I was a conscious non-voter, here’s what changed my mind | Opinion | Halifax, Nova Scotia | THE COAST

I was a conscious non-voter, here’s what changed my mind

Think the election doesn't affect you? Think again.

I was a conscious non-voter, here’s what changed my mind
Jess West
Jess West is a nature enthusiast, radical homemaker and mother of three residing in rural Nova Scotia.

When I was young, I was a conscious non-voter. During election season my parents always spoke about the importance of voting and how “This is our chance! This is our voice!" I looked forward to the day when my voice would be heard but when that day came I felt that my voice was not my vote. My voice was protesting. My voice was zines about anarchy, songs about revolution. My voice was refusing to take part in the system I abhorred.

As an anarchist, there were no political parties that represented my political beliefs—especially seeing how my political beliefs included the idea that people did not need to be governed.

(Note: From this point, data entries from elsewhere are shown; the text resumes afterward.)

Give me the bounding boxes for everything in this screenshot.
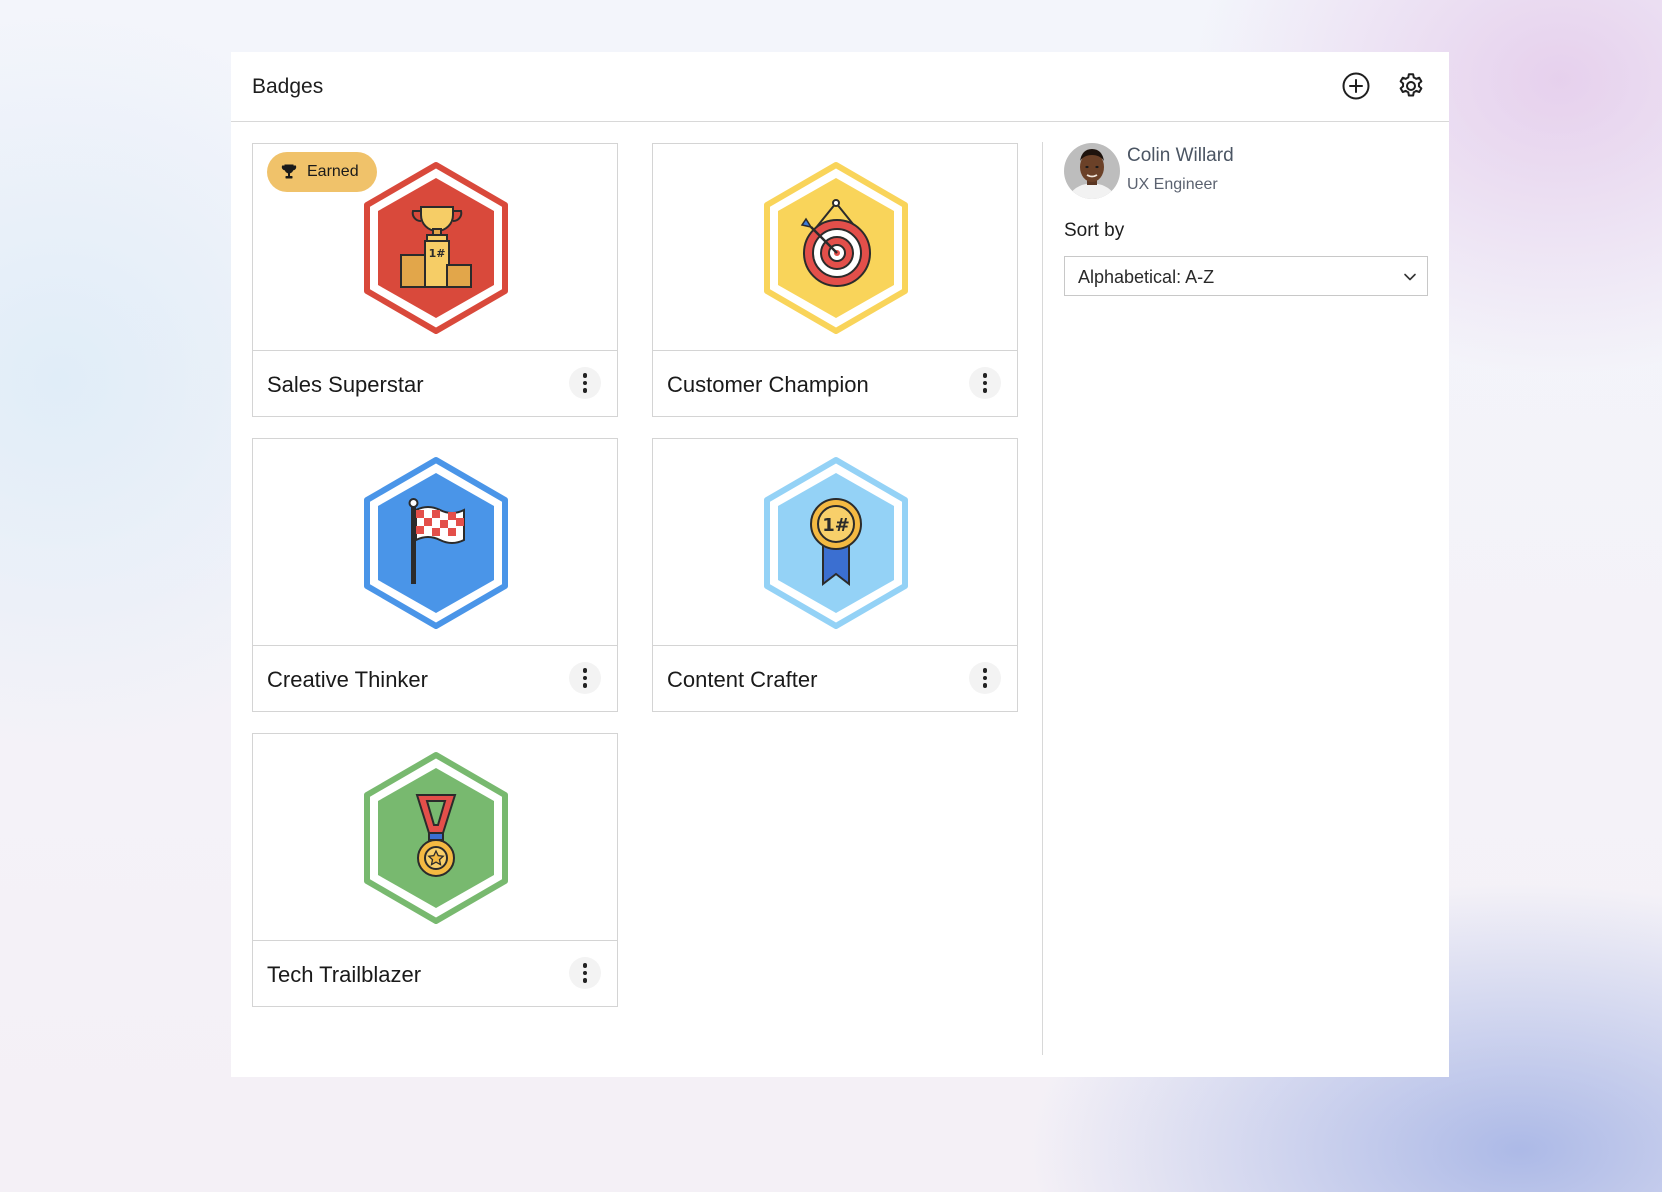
more-options-button[interactable] — [569, 662, 601, 694]
svg-text:1#: 1# — [429, 247, 446, 260]
star-medal-icon — [364, 752, 508, 924]
badge-card[interactable]: Tech Trailblazer — [252, 733, 618, 1007]
ribbon-medal-icon: 1# — [764, 457, 908, 629]
earned-label: Earned — [307, 163, 359, 180]
badge-card[interactable]: 1# Earned Sales Superstar — [252, 143, 618, 417]
settings-button[interactable] — [1395, 70, 1427, 102]
user-role: UX Engineer — [1127, 176, 1218, 193]
more-options-button[interactable] — [569, 957, 601, 989]
badge-title: Creative Thinker — [267, 667, 428, 692]
page-title: Badges — [252, 75, 324, 98]
user-name: Colin Willard — [1127, 145, 1234, 166]
badge-card[interactable]: 1# Content Crafter — [652, 438, 1018, 712]
badge-title: Sales Superstar — [267, 372, 424, 397]
gear-icon — [1399, 73, 1423, 97]
badge-card[interactable]: Creative Thinker — [252, 438, 618, 712]
badge-card[interactable]: Customer Champion — [652, 143, 1018, 417]
more-options-button[interactable] — [569, 367, 601, 399]
trophy-icon — [281, 164, 297, 179]
panel-header: Badges — [231, 52, 1449, 122]
sort-label: Sort by — [1064, 220, 1125, 241]
badges-panel: Badges 1# Earned Sales Superstar Custome… — [231, 52, 1449, 1077]
checkered-flag-icon — [364, 457, 508, 629]
sort-select[interactable]: Alphabetical: A-Z — [1064, 256, 1428, 296]
sort-selected-value: Alphabetical: A-Z — [1078, 267, 1215, 287]
earned-badge: Earned — [267, 152, 377, 192]
avatar — [1064, 143, 1120, 199]
add-badge-button[interactable] — [1340, 70, 1372, 102]
badge-image-area — [253, 734, 617, 941]
trophy-podium-icon: 1# — [364, 162, 508, 334]
badge-image-area — [653, 144, 1017, 351]
target-dart-icon — [764, 162, 908, 334]
chevron-down-icon — [1404, 273, 1416, 281]
svg-text:1#: 1# — [822, 515, 850, 536]
badge-title: Tech Trailblazer — [267, 962, 422, 987]
badge-image-area: 1# Earned — [253, 144, 617, 351]
badge-image-area — [253, 439, 617, 646]
more-options-button[interactable] — [969, 662, 1001, 694]
plus-circle-icon — [1342, 72, 1370, 100]
badge-title: Content Crafter — [667, 667, 818, 692]
vertical-divider — [1042, 142, 1043, 1055]
badge-image-area: 1# — [653, 439, 1017, 646]
badge-title: Customer Champion — [667, 372, 869, 397]
more-options-button[interactable] — [969, 367, 1001, 399]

Over the years, while my political opinions have changed very little, my views on voting drastically have.

After giving birth to my first child and realizing what it is to be a low-income family—what it is to exist in a cycle of poverty and to look into the future with fear—I came to realize that, while refusing to take part in this system is fantastic, it's not always a viable option. In fact, it's seldom a viable option.

To be completely blunt, if you find yourself taking the stance of "I am not a part of this system, this does not affect me,” it's because you are privileged. If you hear yourself say “None of these parties represent me and my beliefs so I am opting out,” while I'm sure that's true, it's still because you are privileged.

It's because when Harper came into power and cut all funding to outreach programs for indigenous youth, you were not an indigenous youth so it did not affect you.

It's because after several years of refusing Syrian refugees, as Harper agrees to accept a meagre 2,500 a year for four years (with a major military agenda) you are not seeking refuge in Canada and fleeing civil war. You will not be turned away and denied safety. It does not affect you.

It's because when cuts are made to pensions and assistance programs and outreach programs, you are not relying on those programs to survive. It does not affect you.

While you yourself may be so privileged that the Conservative government does not change your life in any way (with the exception of your ability to post informative anti-Harper propaganda on social media), please consider that there are so many people whose quality of living is greatly affected by which government is in power.

I hear you when you say that politicians are all the same, but unless you can say—and truly believe—that the NDP or the Green Party are AS bad as the Conservatives, why not consider voting Harper out? Why not consider that it is your privilege allowing you to bow out?

For those of you who don't vote out of apathy, consider that if everyone who said "My one vote doesn't make a difference" went out and voted, it would make a hell of a difference. A thousand whispers will sound like a shout.

Maybe my vote isn't my voice, but it's one of my voices and I plan to use it.